- Sarah Cohan
Tahini Chocolate Chip Cookies
Aside from Halvah (middle eastern sesame candy), this recipe was my introduction to using Tahini in baking, and I’m completely hooked. I recently made a Tahini Mousse Pie that was definitely one of my favorite desserts I’ve made, but I just keep coming back to these cookies.
Upon tasting, most wouldn’t guess they had sesame paste - although you might notice something slightly different about them. They have a richer and deeper flavor, and something almost reminiscent of peanut butter…but not quite. It’s a flavor that is subtle, but somehow manages to completely amplify the fantastic flavors of a chocolate chip cookie.
MAKES 18 Cookies
Adapted from David Lebovitz
1 stick unsalted butter, room temperature
1/2 cup tahini (well stirred)
100g granulated sugar (1/2 cup)
105g light brown sugar (1/2 cup)
1 large egg, room temperature
1 large egg yolk, room temperature
1 teaspoon vanilla
150g AP Flour (1.25 cups)
3/4 teaspoon Baking Soda
1 teaspoon Kosher Salt
2 cups (12 oz) of a mix of 2-3 different types of chocolate chips - at least two different kinds (milk/semi/bitter) and at least two different brands
Flaky sea salt for sprinkling
2-3 large cookie sheets & parchment
food scale or cookie scoop (optional)
In your stand mixer, cream (beat on medium-high) 1 stick butter, 1/2 cup tahini, 100g sugar (1/2c) and 105g light brown sugar (1/2c) until fully combined and a little fluffy, about 3 minutes.
Scrape down the sides of the bowl, add 1 egg and 1 egg yolk, and mix on medium-low until combined, then increase speed to medium-high and beat for 5-6 minutes until lightened in color and even fluffier.
Add 1 teaspoon vanilla and beat until combined.
Add the dry ingredients (150g AP flour, 3/4tsp baking soda, 1tsp kosher salt) and mix well on medium-high (starting on low so everything doesn't go poof) for about 30 seconds until completely combined - you may need to scrape down the sides in the middle.
Add 2c chocolate chips, and mix about 15 seconds until dispersed.
In order to make the cookies look uniform, you need to scoop the batter either with a cookie scoop or by weight - I use a 2” cookie scoop.
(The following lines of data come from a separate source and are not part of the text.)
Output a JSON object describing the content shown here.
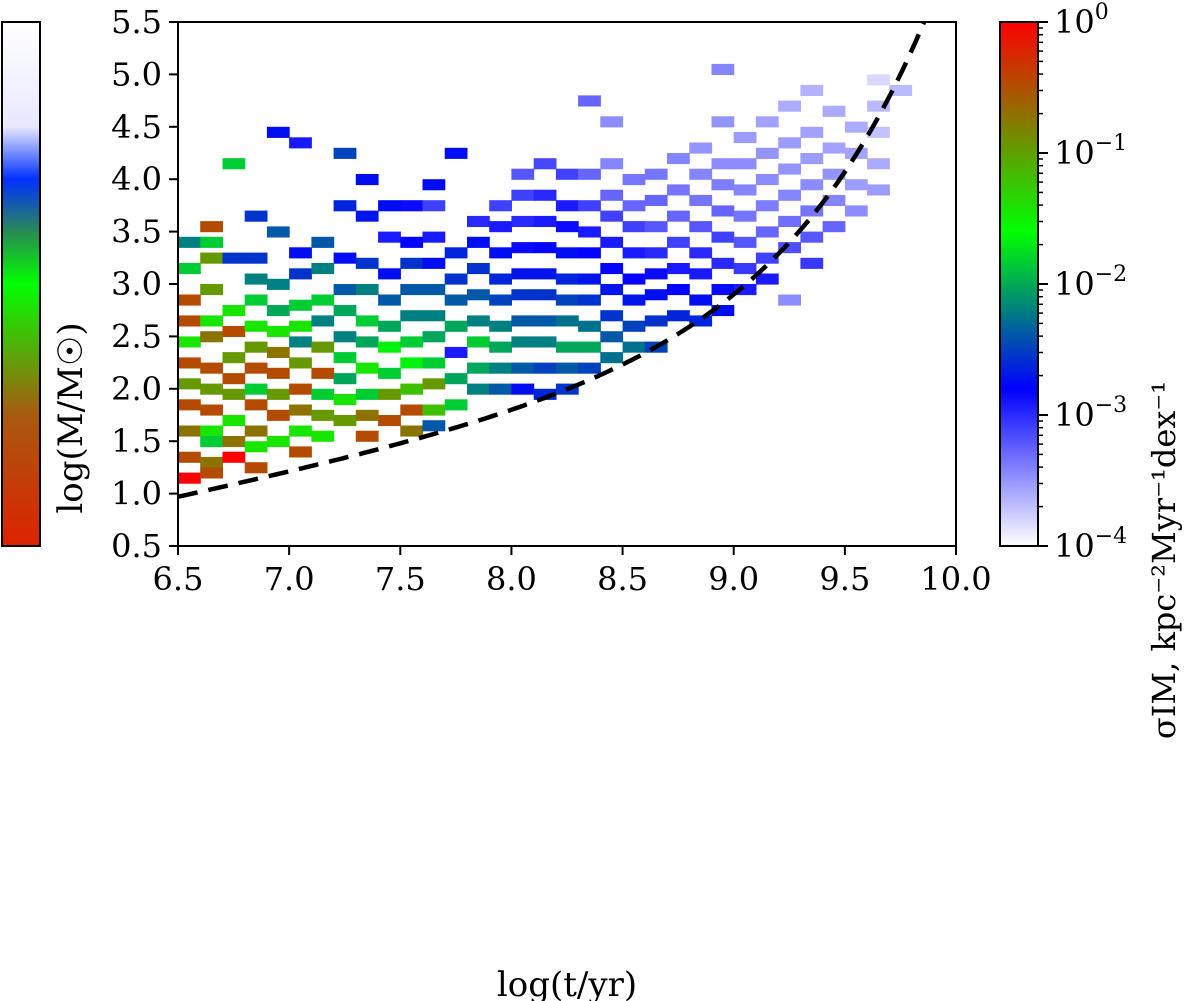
{
  "chart_data": {
    "type": "heatmap",
    "xlabel": "log(t/yr)",
    "ylabel": "log(M/M☉)",
    "colorbar_label": "σIM, kpc⁻²Myr⁻¹dex⁻¹",
    "xlim": [
      6.5,
      10.0
    ],
    "ylim": [
      0.5,
      5.5
    ],
    "x_ticks": [
      "6.5",
      "7.0",
      "7.5",
      "8.0",
      "8.5",
      "9.0",
      "9.5",
      "10.0"
    ],
    "y_ticks": [
      "0.5",
      "1.0",
      "1.5",
      "2.0",
      "2.5",
      "3.0",
      "3.5",
      "4.0",
      "4.5",
      "5.0",
      "5.5"
    ],
    "colorbar_scale": "log",
    "colorbar_range": [
      0.0001,
      1
    ],
    "colorbar_ticks": [
      "10^0",
      "10^-1",
      "10^-2",
      "10^-3",
      "10^-4"
    ],
    "colormap": [
      "#ffffff",
      "#0000ff",
      "#00ff00",
      "#ff0000"
    ],
    "curve": {
      "style": "dashed",
      "color": "#000000"
    },
    "cells": [
      [
        6.55,
        1.15,
        1.0
      ],
      [
        6.55,
        1.35,
        0.9
      ],
      [
        6.55,
        1.6,
        0.85
      ],
      [
        6.55,
        1.85,
        0.9
      ],
      [
        6.55,
        2.05,
        0.8
      ],
      [
        6.55,
        2.25,
        0.9
      ],
      [
        6.55,
        2.45,
        0.7
      ],
      [
        6.55,
        2.65,
        0.9
      ],
      [
        6.55,
        2.85,
        0.9
      ],
      [
        6.55,
        3.15,
        0.6
      ],
      [
        6.55,
        3.4,
        0.5
      ],
      [
        6.65,
        3.55,
        0.9
      ],
      [
        6.65,
        3.4,
        0.6
      ],
      [
        6.65,
        3.25,
        0.8
      ],
      [
        6.65,
        2.95,
        0.8
      ],
      [
        6.65,
        2.65,
        0.7
      ],
      [
        6.65,
        2.5,
        0.85
      ],
      [
        6.65,
        2.2,
        0.9
      ],
      [
        6.65,
        2.0,
        0.8
      ],
      [
        6.65,
        1.8,
        0.9
      ],
      [
        6.65,
        1.6,
        0.7
      ],
      [
        6.65,
        1.5,
        0.6
      ],
      [
        6.65,
        1.3,
        0.85
      ],
      [
        6.65,
        1.2,
        0.9
      ],
      [
        6.75,
        4.15,
        0.6
      ],
      [
        6.75,
        3.25,
        0.4
      ],
      [
        6.75,
        2.75,
        0.7
      ],
      [
        6.75,
        2.55,
        0.9
      ],
      [
        6.75,
        2.3,
        0.8
      ],
      [
        6.75,
        2.1,
        0.9
      ],
      [
        6.75,
        1.95,
        0.8
      ],
      [
        6.75,
        1.7,
        0.7
      ],
      [
        6.75,
        1.5,
        0.85
      ],
      [
        6.75,
        1.35,
        1.0
      ],
      [
        6.85,
        3.65,
        0.4
      ],
      [
        6.85,
        3.25,
        0.4
      ],
      [
        6.85,
        3.05,
        0.5
      ],
      [
        6.85,
        2.85,
        0.6
      ],
      [
        6.85,
        2.6,
        0.7
      ],
      [
        6.85,
        2.4,
        0.8
      ],
      [
        6.85,
        2.2,
        0.9
      ],
      [
        6.85,
        2.0,
        0.6
      ],
      [
        6.85,
        1.85,
        0.9
      ],
      [
        6.85,
        1.6,
        0.85
      ],
      [
        6.85,
        1.45,
        0.7
      ],
      [
        6.85,
        1.25,
        0.9
      ],
      [
        6.95,
        4.45,
        0.35
      ],
      [
        6.95,
        3.5,
        0.45
      ],
      [
        6.95,
        3.0,
        0.5
      ],
      [
        6.95,
        2.75,
        0.55
      ],
      [
        6.95,
        2.55,
        0.7
      ],
      [
        6.95,
        2.35,
        0.85
      ],
      [
        6.95,
        2.15,
        0.9
      ],
      [
        6.95,
        1.95,
        0.8
      ],
      [
        6.95,
        1.75,
        0.9
      ],
      [
        6.95,
        1.5,
        0.7
      ],
      [
        7.05,
        4.35,
        0.3
      ],
      [
        7.05,
        3.3,
        0.35
      ],
      [
        7.05,
        3.1,
        0.4
      ],
      [
        7.05,
        2.8,
        0.6
      ],
      [
        7.05,
        2.6,
        0.7
      ],
      [
        7.05,
        2.45,
        0.5
      ],
      [
        7.05,
        2.25,
        0.8
      ],
      [
        7.05,
        2.0,
        0.9
      ],
      [
        7.05,
        1.8,
        0.85
      ],
      [
        7.05,
        1.6,
        0.7
      ],
      [
        7.05,
        1.4,
        0.9
      ],
      [
        7.15,
        3.4,
        0.45
      ],
      [
        7.15,
        3.15,
        0.5
      ],
      [
        7.15,
        2.85,
        0.6
      ],
      [
        7.15,
        2.65,
        0.5
      ],
      [
        7.15,
        2.4,
        0.8
      ],
      [
        7.15,
        2.15,
        0.9
      ],
      [
        7.15,
        1.95,
        0.6
      ],
      [
        7.15,
        1.75,
        0.8
      ],
      [
        7.15,
        1.55,
        0.7
      ],
      [
        7.25,
        4.25,
        0.42
      ],
      [
        7.25,
        3.75,
        0.38
      ],
      [
        7.25,
        3.25,
        0.35
      ],
      [
        7.25,
        2.95,
        0.45
      ],
      [
        7.25,
        2.75,
        0.55
      ],
      [
        7.25,
        2.5,
        0.5
      ],
      [
        7.25,
        2.3,
        0.6
      ],
      [
        7.25,
        2.1,
        0.55
      ],
      [
        7.25,
        1.9,
        0.7
      ],
      [
        7.25,
        1.7,
        0.8
      ],
      [
        7.35,
        4.0,
        0.35
      ],
      [
        7.35,
        3.65,
        0.36
      ],
      [
        7.35,
        3.2,
        0.4
      ],
      [
        7.35,
        2.95,
        0.5
      ],
      [
        7.35,
        2.65,
        0.6
      ],
      [
        7.35,
        2.45,
        0.55
      ],
      [
        7.35,
        2.2,
        0.7
      ],
      [
        7.35,
        1.95,
        0.6
      ],
      [
        7.35,
        1.75,
        0.85
      ],
      [
        7.35,
        1.55,
        0.9
      ],
      [
        7.45,
        3.75,
        0.35
      ],
      [
        7.45,
        3.45,
        0.3
      ],
      [
        7.45,
        3.1,
        0.35
      ],
      [
        7.45,
        2.85,
        0.45
      ],
      [
        7.45,
        2.6,
        0.55
      ],
      [
        7.45,
        2.4,
        0.65
      ],
      [
        7.45,
        2.15,
        0.6
      ],
      [
        7.45,
        1.95,
        0.8
      ],
      [
        7.45,
        1.7,
        0.9
      ],
      [
        7.55,
        3.75,
        0.32
      ],
      [
        7.55,
        3.4,
        0.33
      ],
      [
        7.55,
        3.2,
        0.4
      ],
      [
        7.55,
        2.95,
        0.45
      ],
      [
        7.55,
        2.7,
        0.5
      ],
      [
        7.55,
        2.45,
        0.6
      ],
      [
        7.55,
        2.25,
        0.65
      ],
      [
        7.55,
        2.0,
        0.75
      ],
      [
        7.55,
        1.8,
        0.9
      ],
      [
        7.55,
        1.6,
        0.85
      ],
      [
        7.65,
        3.95,
        0.35
      ],
      [
        7.65,
        3.75,
        0.25
      ],
      [
        7.65,
        3.45,
        0.3
      ],
      [
        7.65,
        3.2,
        0.35
      ],
      [
        7.65,
        2.95,
        0.45
      ],
      [
        7.65,
        2.7,
        0.5
      ],
      [
        7.65,
        2.5,
        0.55
      ],
      [
        7.65,
        2.25,
        0.6
      ],
      [
        7.65,
        2.05,
        0.8
      ],
      [
        7.65,
        1.8,
        0.75
      ],
      [
        7.65,
        1.65,
        0.45
      ],
      [
        7.75,
        4.25,
        0.35
      ],
      [
        7.75,
        3.3,
        0.38
      ],
      [
        7.75,
        3.05,
        0.4
      ],
      [
        7.75,
        2.85,
        0.45
      ],
      [
        7.75,
        2.6,
        0.55
      ],
      [
        7.75,
        2.35,
        0.3
      ],
      [
        7.75,
        2.1,
        0.55
      ],
      [
        7.75,
        1.85,
        0.6
      ],
      [
        7.85,
        3.6,
        0.28
      ],
      [
        7.85,
        3.4,
        0.35
      ],
      [
        7.85,
        3.15,
        0.4
      ],
      [
        7.85,
        2.9,
        0.45
      ],
      [
        7.85,
        2.65,
        0.5
      ],
      [
        7.85,
        2.45,
        0.6
      ],
      [
        7.85,
        2.2,
        0.55
      ],
      [
        7.85,
        2.0,
        0.5
      ],
      [
        7.95,
        3.75,
        0.25
      ],
      [
        7.95,
        3.55,
        0.3
      ],
      [
        7.95,
        3.3,
        0.35
      ],
      [
        7.95,
        3.05,
        0.38
      ],
      [
        7.95,
        2.85,
        0.42
      ],
      [
        7.95,
        2.6,
        0.5
      ],
      [
        7.95,
        2.4,
        0.55
      ],
      [
        7.95,
        2.2,
        0.5
      ],
      [
        7.95,
        2.0,
        0.45
      ],
      [
        8.05,
        4.05,
        0.22
      ],
      [
        8.05,
        3.85,
        0.25
      ],
      [
        8.05,
        3.6,
        0.28
      ],
      [
        8.05,
        3.35,
        0.32
      ],
      [
        8.05,
        3.1,
        0.36
      ],
      [
        8.05,
        2.9,
        0.4
      ],
      [
        8.05,
        2.65,
        0.45
      ],
      [
        8.05,
        2.45,
        0.5
      ],
      [
        8.05,
        2.2,
        0.45
      ],
      [
        8.05,
        2.0,
        0.35
      ],
      [
        8.15,
        4.15,
        0.24
      ],
      [
        8.15,
        3.85,
        0.28
      ],
      [
        8.15,
        3.6,
        0.3
      ],
      [
        8.15,
        3.35,
        0.33
      ],
      [
        8.15,
        3.1,
        0.36
      ],
      [
        8.15,
        2.9,
        0.4
      ],
      [
        8.15,
        2.65,
        0.45
      ],
      [
        8.15,
        2.45,
        0.5
      ],
      [
        8.15,
        2.2,
        0.42
      ],
      [
        8.15,
        1.95,
        0.38
      ],
      [
        8.25,
        4.05,
        0.25
      ],
      [
        8.25,
        3.75,
        0.3
      ],
      [
        8.25,
        3.55,
        0.32
      ],
      [
        8.25,
        3.3,
        0.35
      ],
      [
        8.25,
        3.05,
        0.38
      ],
      [
        8.25,
        2.85,
        0.42
      ],
      [
        8.25,
        2.65,
        0.48
      ],
      [
        8.25,
        2.4,
        0.55
      ],
      [
        8.25,
        2.2,
        0.45
      ],
      [
        8.25,
        2.0,
        0.4
      ],
      [
        8.35,
        4.75,
        0.2
      ],
      [
        8.35,
        4.05,
        0.2
      ],
      [
        8.35,
        3.75,
        0.25
      ],
      [
        8.35,
        3.5,
        0.3
      ],
      [
        8.35,
        3.3,
        0.33
      ],
      [
        8.35,
        3.05,
        0.36
      ],
      [
        8.35,
        2.85,
        0.4
      ],
      [
        8.35,
        2.6,
        0.48
      ],
      [
        8.35,
        2.4,
        0.55
      ],
      [
        8.35,
        2.2,
        0.42
      ],
      [
        8.45,
        4.55,
        0.15
      ],
      [
        8.45,
        4.15,
        0.16
      ],
      [
        8.45,
        3.85,
        0.2
      ],
      [
        8.45,
        3.65,
        0.25
      ],
      [
        8.45,
        3.4,
        0.3
      ],
      [
        8.45,
        3.15,
        0.33
      ],
      [
        8.45,
        2.95,
        0.36
      ],
      [
        8.45,
        2.7,
        0.4
      ],
      [
        8.45,
        2.5,
        0.45
      ],
      [
        8.45,
        2.3,
        0.48
      ],
      [
        8.55,
        4.0,
        0.18
      ],
      [
        8.55,
        3.75,
        0.2
      ],
      [
        8.55,
        3.55,
        0.25
      ],
      [
        8.55,
        3.3,
        0.3
      ],
      [
        8.55,
        3.05,
        0.33
      ],
      [
        8.55,
        2.85,
        0.36
      ],
      [
        8.55,
        2.6,
        0.42
      ],
      [
        8.55,
        2.4,
        0.48
      ],
      [
        8.65,
        4.05,
        0.18
      ],
      [
        8.65,
        3.8,
        0.2
      ],
      [
        8.65,
        3.55,
        0.22
      ],
      [
        8.65,
        3.3,
        0.28
      ],
      [
        8.65,
        3.1,
        0.32
      ],
      [
        8.65,
        2.9,
        0.35
      ],
      [
        8.65,
        2.65,
        0.4
      ],
      [
        8.65,
        2.4,
        0.42
      ],
      [
        8.75,
        4.2,
        0.16
      ],
      [
        8.75,
        3.9,
        0.18
      ],
      [
        8.75,
        3.65,
        0.2
      ],
      [
        8.75,
        3.4,
        0.25
      ],
      [
        8.75,
        3.15,
        0.3
      ],
      [
        8.75,
        2.95,
        0.33
      ],
      [
        8.75,
        2.7,
        0.38
      ],
      [
        8.85,
        4.3,
        0.14
      ],
      [
        8.85,
        4.05,
        0.16
      ],
      [
        8.85,
        3.8,
        0.18
      ],
      [
        8.85,
        3.55,
        0.22
      ],
      [
        8.85,
        3.3,
        0.28
      ],
      [
        8.85,
        3.1,
        0.3
      ],
      [
        8.85,
        2.85,
        0.35
      ],
      [
        8.85,
        2.65,
        0.38
      ],
      [
        8.95,
        5.05,
        0.16
      ],
      [
        8.95,
        4.55,
        0.14
      ],
      [
        8.95,
        4.15,
        0.15
      ],
      [
        8.95,
        3.95,
        0.17
      ],
      [
        8.95,
        3.7,
        0.2
      ],
      [
        8.95,
        3.45,
        0.25
      ],
      [
        8.95,
        3.2,
        0.28
      ],
      [
        8.95,
        2.95,
        0.32
      ],
      [
        8.95,
        2.75,
        0.35
      ],
      [
        9.05,
        4.4,
        0.13
      ],
      [
        9.05,
        4.15,
        0.15
      ],
      [
        9.05,
        3.9,
        0.16
      ],
      [
        9.05,
        3.65,
        0.18
      ],
      [
        9.05,
        3.4,
        0.22
      ],
      [
        9.05,
        3.15,
        0.26
      ],
      [
        9.05,
        2.95,
        0.3
      ],
      [
        9.15,
        4.55,
        0.12
      ],
      [
        9.15,
        4.25,
        0.14
      ],
      [
        9.15,
        4.0,
        0.15
      ],
      [
        9.15,
        3.75,
        0.17
      ],
      [
        9.15,
        3.5,
        0.2
      ],
      [
        9.15,
        3.25,
        0.25
      ],
      [
        9.15,
        3.05,
        0.3
      ],
      [
        9.25,
        4.7,
        0.11
      ],
      [
        9.25,
        4.35,
        0.13
      ],
      [
        9.25,
        4.1,
        0.14
      ],
      [
        9.25,
        3.85,
        0.16
      ],
      [
        9.25,
        3.6,
        0.19
      ],
      [
        9.25,
        3.35,
        0.23
      ],
      [
        9.25,
        2.85,
        0.15
      ],
      [
        9.35,
        4.85,
        0.1
      ],
      [
        9.35,
        4.45,
        0.12
      ],
      [
        9.35,
        4.2,
        0.13
      ],
      [
        9.35,
        3.95,
        0.15
      ],
      [
        9.35,
        3.7,
        0.18
      ],
      [
        9.35,
        3.45,
        0.22
      ],
      [
        9.35,
        3.2,
        0.26
      ],
      [
        9.45,
        4.65,
        0.11
      ],
      [
        9.45,
        4.3,
        0.12
      ],
      [
        9.45,
        4.05,
        0.14
      ],
      [
        9.45,
        3.8,
        0.16
      ],
      [
        9.45,
        3.55,
        0.2
      ],
      [
        9.55,
        4.5,
        0.11
      ],
      [
        9.55,
        4.25,
        0.12
      ],
      [
        9.55,
        3.95,
        0.13
      ],
      [
        9.55,
        3.7,
        0.15
      ],
      [
        9.65,
        4.95,
        0.05
      ],
      [
        9.65,
        4.7,
        0.09
      ],
      [
        9.65,
        4.45,
        0.08
      ],
      [
        9.65,
        4.15,
        0.11
      ],
      [
        9.65,
        3.9,
        0.13
      ],
      [
        9.75,
        4.85,
        0.09
      ]
    ]
  }
}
Scoop the dough balls onto a wax paper or parchment lined cookie sheet - it’s okay if they’re close together; you’re not going to bake them yet.
Sprinkle each with a little bit of seat salt.
If you want to bake them soon, wrap the sheet in plastic wrap and refrigerate at least one hour, preferably two, or up to overnight. If you want to save the dough to bake another day, put the cookie sheet in the freezer (you don’t need to cover it) and 1 hour later transfer the dough balls to a freezer ziplock bag. The dough will keep for up to 6 months, possibly longer. When you’re ready to bake, heat your oven to 325F.
Take out one tray’s worth of cookies and arrange them a minimum of 3” apart on a parchment lined cookie sheet.
Bake for 14-15 minutes if the dough has been refrigerated, or 15-16 minutes if you’re baking them from frozen. Don’t overbake! You want the cookies to be nicely browned on the outside/edges, but still chewy in the middle. Or…at least, I do.
Repeat steps 9 & 10 for one sheet of cookies at a time (i.e. don’t take cookie dough balls out of the fridge/freezer until you’re ready to put them on the tray and into the oven.)
Cool the cookies 10 minutes on their baking sheets, then transfer to a cooling rack to cool the rest of the way.